AT&T/Lucent only collected sales tax on the physical equipment sold, not the software licenses. The California State Board of Equalization (SBE), which oversees sales and use taxes in that state, claimed this was an incorrect reading of the law. It assessed additional sales tax liability of approximately $24.7 million to cover the software licenses.

software is nontaxable

This map, courtesy of the Tax Foundation, shows the different sales tax treatments of different types of software by state. Orange indicates taxable, blue indicates tax exempt. (1: triangle) pre-made “canned” software purchased in the form of tangible property like a disk or CD; (2: square) canned software downloaded directly onto a computer; (3: circle) custom software purchased on a disk or CD; (4: starburst) custom software downloaded; and (5: star) custom software customized by the user for their use.

AT&T/Lucent paid the sales tax under protest then filed a court challenge. A trial judge ruled for the manufacturers and not only awarded a full refund but an additional $2.6 million in “reasonable litigation costs.” The SBE appealed.

But the California Court of Appeal, Second District, upheld the trial judge’s decision. As the appeals court explained, “transactions not involving tangible personal property, such as the sale of services or the sale of intangible personal property, are not subject to the sales tax.” With respect to software, the “default rule” in California held when a seller “grants an intangible license to copy copyrighted material” through tangible media, the transaction is not taxable provided the physical media itself is “not essential” to the buyer’s ability to use the program, in other words, software is nontaxable.  This was an “all-or-nothing” rule, according to the appeals court. So in 1993, the California legislature amended the default rule such that when a seller licenses a copyrighted or patented product, the seller must then separate the tangible and intangible portions of the sale and pay tax on the former.
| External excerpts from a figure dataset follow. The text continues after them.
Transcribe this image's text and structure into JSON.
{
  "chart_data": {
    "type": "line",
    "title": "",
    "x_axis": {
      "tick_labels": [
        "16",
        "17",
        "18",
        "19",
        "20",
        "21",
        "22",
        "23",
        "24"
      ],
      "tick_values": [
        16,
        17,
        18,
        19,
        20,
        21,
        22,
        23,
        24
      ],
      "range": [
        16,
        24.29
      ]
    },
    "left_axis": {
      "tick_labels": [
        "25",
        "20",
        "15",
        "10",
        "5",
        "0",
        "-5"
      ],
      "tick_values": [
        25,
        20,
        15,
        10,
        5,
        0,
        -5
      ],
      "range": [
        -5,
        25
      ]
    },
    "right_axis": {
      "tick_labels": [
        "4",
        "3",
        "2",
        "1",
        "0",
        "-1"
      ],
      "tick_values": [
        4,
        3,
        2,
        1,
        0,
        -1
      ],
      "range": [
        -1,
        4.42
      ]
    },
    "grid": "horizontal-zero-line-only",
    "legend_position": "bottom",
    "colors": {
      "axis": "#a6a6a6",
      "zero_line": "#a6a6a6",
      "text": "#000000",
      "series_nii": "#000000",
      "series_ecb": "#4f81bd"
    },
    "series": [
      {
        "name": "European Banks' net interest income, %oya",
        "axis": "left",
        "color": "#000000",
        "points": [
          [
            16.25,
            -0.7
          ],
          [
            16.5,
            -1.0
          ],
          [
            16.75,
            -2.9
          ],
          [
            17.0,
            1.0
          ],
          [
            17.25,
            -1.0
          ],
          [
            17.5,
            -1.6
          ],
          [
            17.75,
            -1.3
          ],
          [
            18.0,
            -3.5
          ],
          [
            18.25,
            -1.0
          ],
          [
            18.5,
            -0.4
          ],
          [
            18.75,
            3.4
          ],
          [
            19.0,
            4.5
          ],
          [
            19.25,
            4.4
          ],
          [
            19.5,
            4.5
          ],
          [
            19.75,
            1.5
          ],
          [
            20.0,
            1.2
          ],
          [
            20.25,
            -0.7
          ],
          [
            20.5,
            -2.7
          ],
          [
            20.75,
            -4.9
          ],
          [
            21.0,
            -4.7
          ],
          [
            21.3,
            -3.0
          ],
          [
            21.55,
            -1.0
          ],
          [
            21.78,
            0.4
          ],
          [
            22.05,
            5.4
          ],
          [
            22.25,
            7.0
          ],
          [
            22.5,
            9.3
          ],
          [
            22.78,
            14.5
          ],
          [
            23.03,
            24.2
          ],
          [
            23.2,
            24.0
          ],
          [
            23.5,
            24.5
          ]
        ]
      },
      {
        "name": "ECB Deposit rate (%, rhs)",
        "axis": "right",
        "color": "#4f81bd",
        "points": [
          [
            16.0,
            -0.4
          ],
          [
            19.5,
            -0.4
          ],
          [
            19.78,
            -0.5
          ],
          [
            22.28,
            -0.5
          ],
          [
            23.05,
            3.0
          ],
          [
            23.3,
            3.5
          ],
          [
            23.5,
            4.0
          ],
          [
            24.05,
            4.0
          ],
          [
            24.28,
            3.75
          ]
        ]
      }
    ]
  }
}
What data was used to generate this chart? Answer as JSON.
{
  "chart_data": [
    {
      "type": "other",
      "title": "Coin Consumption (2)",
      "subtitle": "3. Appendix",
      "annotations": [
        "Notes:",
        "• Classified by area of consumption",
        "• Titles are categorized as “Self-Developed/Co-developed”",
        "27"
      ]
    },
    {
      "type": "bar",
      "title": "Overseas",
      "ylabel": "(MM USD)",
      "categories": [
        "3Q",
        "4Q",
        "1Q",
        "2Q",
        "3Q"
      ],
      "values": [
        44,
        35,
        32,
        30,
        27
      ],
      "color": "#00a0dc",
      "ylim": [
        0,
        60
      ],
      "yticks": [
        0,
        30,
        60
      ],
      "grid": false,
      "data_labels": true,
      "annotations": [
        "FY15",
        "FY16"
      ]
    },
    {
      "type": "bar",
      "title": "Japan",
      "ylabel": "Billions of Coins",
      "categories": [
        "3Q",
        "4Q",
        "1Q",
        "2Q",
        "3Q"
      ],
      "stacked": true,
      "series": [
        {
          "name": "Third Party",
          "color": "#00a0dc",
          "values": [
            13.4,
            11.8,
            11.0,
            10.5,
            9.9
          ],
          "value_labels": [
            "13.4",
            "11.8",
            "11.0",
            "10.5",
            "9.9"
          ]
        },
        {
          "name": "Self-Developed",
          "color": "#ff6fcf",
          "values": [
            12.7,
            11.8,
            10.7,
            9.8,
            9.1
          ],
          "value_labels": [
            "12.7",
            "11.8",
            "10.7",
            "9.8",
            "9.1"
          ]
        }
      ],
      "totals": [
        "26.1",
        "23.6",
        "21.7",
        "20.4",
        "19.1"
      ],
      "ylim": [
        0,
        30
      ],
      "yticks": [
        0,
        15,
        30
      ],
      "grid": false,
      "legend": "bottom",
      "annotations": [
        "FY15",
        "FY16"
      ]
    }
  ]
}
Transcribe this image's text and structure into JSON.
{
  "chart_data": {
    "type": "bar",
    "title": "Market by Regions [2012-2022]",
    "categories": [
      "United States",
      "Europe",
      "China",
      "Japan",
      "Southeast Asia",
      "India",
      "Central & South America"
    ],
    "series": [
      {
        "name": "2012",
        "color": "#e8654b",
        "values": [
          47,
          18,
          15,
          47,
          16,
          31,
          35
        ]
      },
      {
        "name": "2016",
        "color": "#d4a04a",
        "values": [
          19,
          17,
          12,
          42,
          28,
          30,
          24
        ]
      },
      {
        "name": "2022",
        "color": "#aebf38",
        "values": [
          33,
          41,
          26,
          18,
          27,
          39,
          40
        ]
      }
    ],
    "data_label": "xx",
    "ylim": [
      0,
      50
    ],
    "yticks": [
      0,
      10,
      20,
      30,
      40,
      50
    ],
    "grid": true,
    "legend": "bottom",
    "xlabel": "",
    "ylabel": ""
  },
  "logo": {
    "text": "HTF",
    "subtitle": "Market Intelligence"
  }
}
Which is exactly what AT&T/Lucent did here. Nevertheless, the SBE argued the switch software should still be treated as “tangible” property because it was physically transmitted on magnetic tapes. (Essentially, the SBE claimed AT&T/Lucent sold magnetic tapes that happened to include software.) The Court of Appeal said this argument was not only “inconsistent with precedent,” but “leads to an absurd result,” because it would mean AT&T/Lucent owed an additional $25 million merely because it transmitted the software on tape and not electronically.

Indeed, the SBE was well aware of “precedent.” In January 2011, the same appeals court rejected the same argument from the SBE when it tried to assess sales tax on switching software sold by Nortel Networks, Inc. The SBE actually asked the court to overrule its Nortel decision. It declined to do so, noting the earlier case relied on a California Supreme Court decision, which the intermediate court was “not at liberty to disregard.” And since the Nortel decision “foreclosed” the SBE’s arguments in this case, the trial judge was within his authority in ordering the state to pay AT&T/Lucrent’s litigation costs.